Em “A Casa de Carlyle”, os seis contos foram escritos em 1909, recuperados depois de anos deixados em uma gaveta de uma jovem que datilografava os manuscritos da escritora. Vieram a público recentemente, em 2003. Preciosidade de uma Virgínia Woolf então com vinte e sete anos. Não por acaso, em um dos contos ela descreve, num texto curto e surpreendente, a cena banal de uma vara de família em que um casal se separa. Na Inglaterra vitoriana da época, em que as jovens da burguesia eram mães antes dos vinte, Virgínia ainda não decidira se casar.
Transgredia ganhando a vida dando aulas à noite para adultos, num período em que as mulheres, além de não trabalhar, não podiam votar ou frequentar universidades. Virgínia estudou em casa, na biblioteca do pai.

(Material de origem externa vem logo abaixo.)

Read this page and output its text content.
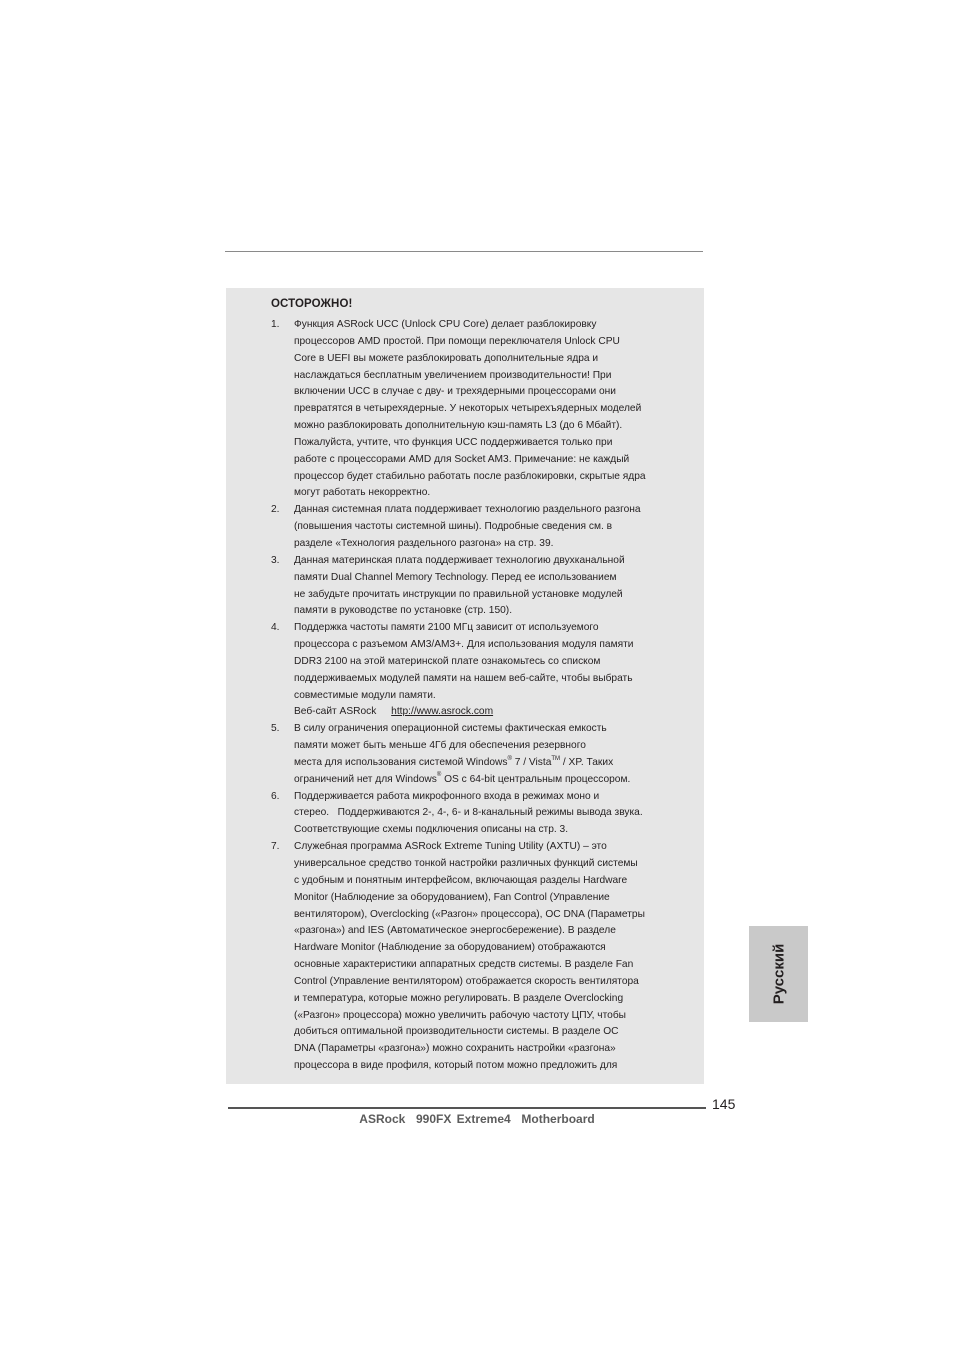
ОСТОРОЖНО!
1. Функция ASRock UCC (Unlock CPU Core) делает разблокировку
процессоров AMD простой. При помощи переключателя Unlock CPU
Core в UEFI вы можете разблокировать дополнительные ядра и
наслаждаться бесплатным увеличением производительности! При
включении UCC в случае с дву- и трехядерными процессорами они
превратятся в четырехядерные. У некоторых четырехъядерных моделей
можно разблокировать дополнительную кэш-память L3 (до 6 Мбайт).
Пожалуйста, учтите, что функция UCC поддерживается только при
работе с процессорами AMD для Socket AM3. Примечание: не каждый
процессор будет стабильно работать после разблокировки, скрытые ядра
могут работать некорректно.
2. Данная системная плата поддерживает технологию раздельного разгона
(повышения частоты системной шины). Подробные сведения см. в
разделе «Технология раздельного разгона» на стр. 39.
3. Данная материнская плата поддерживает технологию двухканальной
памяти Dual Channel Memory Technology. Перед ее использованием
не забудьте прочитать инструкции по правильной установке модулей
памяти в руководстве по установке (стр. 150).
4. Поддержка частоты памяти 2100 МГц зависит от используемого
процессора с разъемом AM3/AM3+. Для использования модуля памяти
DDR3 2100 на этой материнской плате ознакомьтесь со списком
поддерживаемых модулей памяти на нашем веб-сайте, чтобы выбрать
совместимые модули памяти.
Веб-сайт ASRock http://www.asrock.com
5. В силу ограничения операционной системы фактическая емкость
памяти может быть меньше 4Гб для обеспечения резервного
места для использования системой Windows® 7 / Vista™ / XP. Таких
ограничений нет для Windows® OS с 64-bit центральным процессором.
6. Поддерживается работа микрофонного входа в режимах моно и
стерео.   Поддерживаются 2-, 4-, 6- и 8-канальный режимы вывода звука.
Соответствующие схемы подключения описаны на стр. 3.
7. Служебная программа ASRock Extreme Tuning Utility (AXTU) – это
универсальное средство тонкой настройки различных функций системы
с удобным и понятным интерфейсом, включающая разделы Hardware
Monitor (Наблюдение за оборудованием), Fan Control (Управление
вентилятором), Overclocking («Разгон» процессора), OC DNA (Параметры
«разгона») and IES (Автоматическое энергосбережение). В разделе
Hardware Monitor (Наблюдение за оборудованием) отображаются
основные характеристики аппаратных средств системы. В разделе Fan
Control (Управление вентилятором) отображается скорость вентилятора
и температура, которые можно регулировать. В разделе Overclocking
(«Разгон» процессора) можно увеличить рабочую частоту ЦПУ, чтобы
добиться оптимальной производительности системы. В разделе OC
DNA (Параметры «разгона») можно сохранить настройки «разгона»
процессора в виде профиля, который потом можно предложить для
Русский
145
ASRock  990FX Extreme4  Motherboard
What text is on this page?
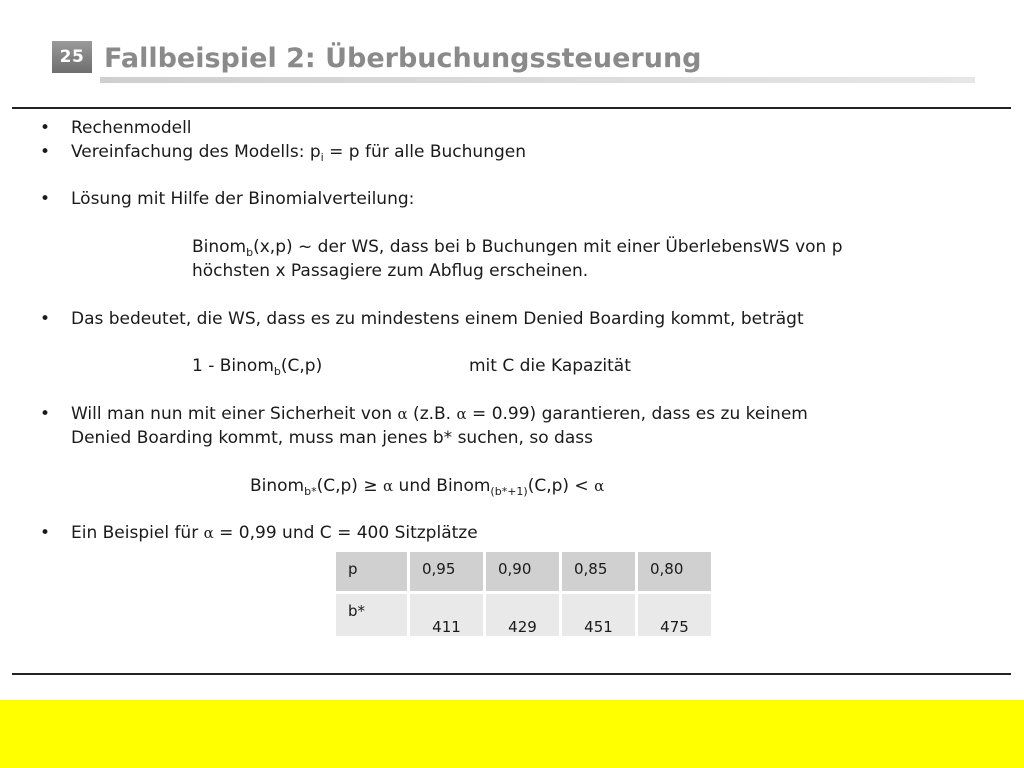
25 Fallbeispiel 2: Überbuchungssteuerung
• Rechenmodell
• Vereinfachung des Modells: $p_i = p$ für alle Buchungen
• Lösung mit Hilfe der Binomialverteilung:
Binom$_b$(x,p) ~ der WS, dass bei b Buchungen mit einer ÜberlebensWS von p
höchsten x Passagiere zum Abflug erscheinen.
• Das bedeutet, die WS, dass es zu mindestens einem Denied Boarding kommt, beträgt
1 - Binom$_b$(C,p)	mit C die Kapazität
• Will man nun mit einer Sicherheit von α (z.B. α = 0.99) garantieren, dass es zu keinem
Denied Boarding kommt, muss man jenes b* suchen, so dass
Binom$_{b*}$(C,p) ≥ α und Binom$_{(b*+1)}$(C,p) < α
• Ein Beispiel für α = 0,99 und C = 400 Sitzplätze
p	0,95	0,90	0,85	0,80

b*	411	429	451	475
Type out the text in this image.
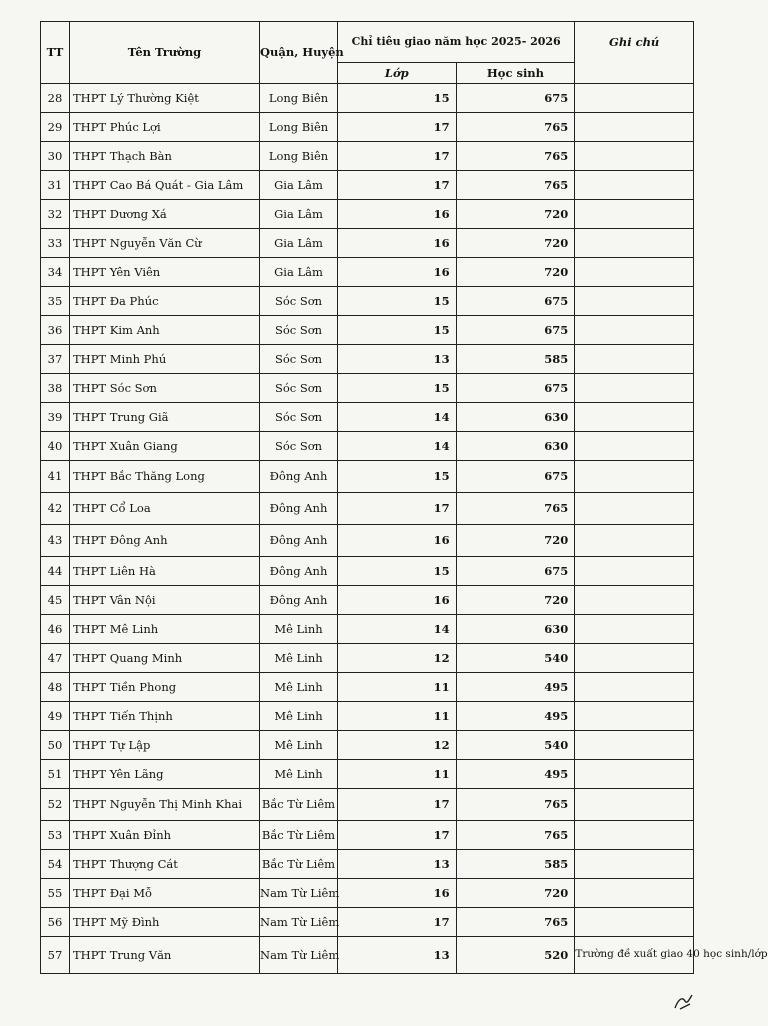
TT	Tên Trường	Quận, Huyện	Chỉ tiêu giao năm học 2025- 2026		Ghi chú
			Lớp	Học sinh	
28	THPT Lý Thường Kiệt	Long Biên	15	675	
29	THPT Phúc Lợi	Long Biên	17	765	
30	THPT Thạch Bàn	Long Biên	17	765	
31	THPT Cao Bá Quát - Gia Lâm	Gia Lâm	17	765	
32	THPT Dương Xá	Gia Lâm	16	720	
33	THPT Nguyễn Văn Cừ	Gia Lâm	16	720	
34	THPT Yên Viên	Gia Lâm	16	720	
35	THPT Đa Phúc	Sóc Sơn	15	675	
36	THPT Kim Anh	Sóc Sơn	15	675	
37	THPT Minh Phú	Sóc Sơn	13	585	
38	THPT Sóc Sơn	Sóc Sơn	15	675	
39	THPT Trung Giã	Sóc Sơn	14	630	
40	THPT Xuân Giang	Sóc Sơn	14	630	
41	THPT Bắc Thăng Long	Đông Anh	15	675	
42	THPT Cổ Loa	Đông Anh	17	765	
43	THPT Đông Anh	Đông Anh	16	720	
44	THPT Liên Hà	Đông Anh	15	675	
45	THPT Vân Nội	Đông Anh	16	720	
46	THPT Mê Linh	Mê Linh	14	630	
47	THPT Quang Minh	Mê Linh	12	540	
48	THPT Tiền Phong	Mê Linh	11	495	
49	THPT Tiến Thịnh	Mê Linh	11	495	
50	THPT Tự Lập	Mê Linh	12	540	
51	THPT Yên Lãng	Mê Linh	11	495	
52	THPT Nguyễn Thị Minh Khai	Bắc Từ Liêm	17	765	
53	THPT Xuân Đỉnh	Bắc Từ Liêm	17	765	
54	THPT Thượng Cát	Bắc Từ Liêm	13	585	
55	THPT Đại Mỗ	Nam Từ Liêm	16	720	
56	THPT Mỹ Đình	Nam Từ Liêm	17	765	
57	THPT Trung Văn	Nam Từ Liêm	13	520	Trường đề xuất giao 40 học sinh/lớp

Naquele ano recebera uma proposta de casamento. No último conto deste livro, “Vara de Família”, um homem e uma mulher, que se odeiam e se magoam profundamente, buscam a separação diante do juiz. No curto esboço de duas páginas, e nos demais seis contos, está resumido tudo o que interessa e vai interessar Virgínia pelas próximas décadas da sua vida de escritora. O eu e o nós, pensamentos e sensações, a sonoridade das frases, os olhares, as minúcias, tudo tão simples mas que diz tanto, como, por exemplo, o frio que corta ou a lama que entra pelos sapatos. Nestes seis fragmentos esquecidos e tão antigos é possível vislumbrar a Virgínia exploradora que foi da alma humana.
Já Simone de Beauvoir, em “A Mulher Desiludida”, solta em cena a loucura e o medo das suas personagens femininas. Em três contos distintos - um diário, um monólogo e um manuscrito -, o espaço da narrativa pertence a três mulheres. O que as entrelaça é que são todas desiludidas. A faixa etária está entre quarenta e cinqüenta anos, quando já estão no desalento de uma vida em que a juventude e a beleza lhes escapam, o amor não aconteceu, e provavelmente jamais aconteça, os filhos estão criados, o trabalho se repete e a profissão, onde a criatividade acabou, não dá o menor prazer .
Uma delas, militante política e professora, fez com que o filho seguisse seus passos profissionais. Projetava no garoto tudo que não fizera, até que ele cresce e passa a ter luz própria. Daí em diante ela, a mãe, delira e não consegue deixar que ele se vá. Insiste em continuar orientando, mandando, determinando o que o jovem, casado, deve fazer da sua vida. Sem perceber, torna-se infeliz e deixa mais infeliz ainda aquele a quem tanto ama. A outra personagem, do segundo conto, cultiva um monólogo para se esquecer das brigas diárias com a filha adolescente.
O terceiro conto, que dá nome ao livro, revela a mulher que, com medo de acabar com o longo casamento que já acabou, finge não se incomodar que o marido tenha uma amante. Convive com a situação e se violenta. Para desabafar, escreve um diário.
“Procurei transmitir aos meus leitores algumas experiências das quais participei de forma direta ou indireta”, explicou Simone na época do lançamento do livro, no início dos ano 70, ao lembrar que havia recebido confidências de várias mulheres, algumas abandonadas pelos maridos ou companheiros. Observara pontos em comum entre elas e resolveu reunir parte daquelas histórias em um livro.
Nos pormenores destas três histórias, salpicadas de fatos reais, Simone resgata um aforismo que a deixou famosa na década de sessenta, bandeira do hoje  já embolorado movimento feminista: “Não nascemos mulheres, nós nos tornamos". Boa frase para se lembrar no momento em que a campanha eleitoral fervilha em torno do aborto. Não custa nada acrescentar que as duas --Simone e Virgínia -- lutaram pelo direito de escolher ter ou não ter filhos, um dos temas que impulsionou o feminismo em passeatas, isto no mínimo há quatro décadas.
* já se encontram também disponíveis na mesma coleção Corpo de Baile de João Guimarães Rosa; A escrava que não é Isaura, de Mário de Andrade;A cinza das Horas, de Manuel Bandeira; Vestido de Noiva de Nelson Rodrigues e Morte em Veneza de Thomaz Mann.